Demi Tak Ditilang
JARAK pendek selalu kita jadikan alasan. Seolah keselamatan bisa diukur dari kilometer. Di ruang inilah, helm sering kehilangan maknanya. Ia dipakai bukan untuk melindungi kepala, melainkan demi tak ditilang.
Sore di Dalung hampir selalu serupa. Matahari turun perlahan, jalanan mengeras oleh kemacetan, motor-motor saling menyelip seperti ingin segera menutup hari. Di antara debu dan kepulan knalpot, ada pemandangan yang terlalu sering kita lihat sampai berhenti kita pertanyakan. Kepala-kepala terbuka melaju santai. Tanpa helm. Tanpa beban.
Alasannya sederhana dan terdengar masuk akal. Cuma dekat. Cuma sebentar. Cuma di lingkungan sendiri. Kalimat itu diucapkan ringan, tapi dampaknya panjang. Kita memperlakukannya seperti jimat. Seolah jarak pendek mampu menawar hukum alam. Seolah bahaya tahu batas dan memilih menunggu di jalan yang lebih jauh.
Dalung seperti ruang abu-abu dalam kesadaran kita. Bukan lagi jalan kampung yang sunyi, tapi juga belum sepenuhnya jalan kota yang tertib. Di wilayah antara inilah aturan sering dilonggarkan. Bahkan saat kemacetan mengunci persimpangan dan polisi berdiri mengatur arus, pembiaran kerap terjadi. Tidak ditegur. Tidak diperingatkan. Diam itu pelan-pelan kita maknai sebagai izin.

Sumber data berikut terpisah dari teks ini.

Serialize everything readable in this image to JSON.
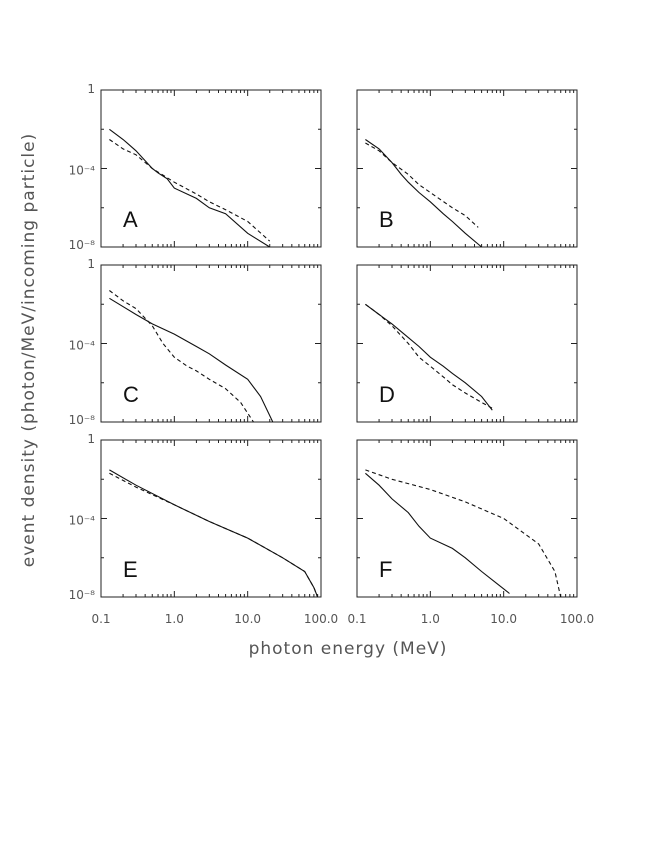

Dari situlah kebiasaan tumbuh. Helm berubah fungsi. Ia tidak lagi hadir sebagai pelindung kepala, melainkan penanda situasi. Dipakai saat ada razia. Dilepas saat jalanan macet. Digantung di spion ketika jarak dianggap terlalu dekat untuk direpotkan. Kita tidak benar-benar takut jatuh. Kita hanya takut dihentikan.
Tanpa sadar, kita menukar logika keselamatan dengan logika administrasi. Yang kita hitung bukan risiko benturan, tapi besar denda. Yang kita hindari bukan cedera kepala, tapi surat tilang yang bisa mengganggu belanja mingguan. Nyawa menjadi urusan belakangan, selama tidak ada peluit yang berbunyi.
Padahal aspal tidak pernah peduli pada niat. Ia tidak menanyakan apakah kita sedang ke pasar, menjemput anak, atau sekadar membeli kebutuhan kecil. Sekali kita jatuh, jarak tidak lagi punya arti. Jalan di depan rumah sama kerasnya dengan jalan protokol. Kepala tetap kepala. Rapuh, dan tidak bisa ditawar.
Kecelakaan sering datang justru di jalan yang paling kita hafal. Di rute yang kita lewati setiap hari. Saat kewaspadaan diturunkan karena merasa sudah biasa. Kelengahan kecil itulah pintu yang paling sering dibuka bagi tragedi.
Bali sering kita sebut tanah spiritual. Tempat kita belajar menghormati hidup lewat banyak cara. Tapi menghormati hidup juga berarti menjaga diri dalam keputusan paling sederhana. Cara kita memperlakukan tubuh yang dititipkan kepada kita. Cara kita memilih antara nyaman sesaat dan keselamatan yang lebih panjang.
Sebelum menarik gas sore ini, ambil jeda sejenak. Ambil helm itu. Pakai. Dengarkan bunyi klik saat talinya terkunci. Lakukan bukan karena polisi. Bukan karena takut ditilang. Tapi karena ada rumah yang menunggu. Ada orang-orang yang berharap kita pulang utuh.
Karena hidup seharusnya tidak dijalani demi tak ditilang.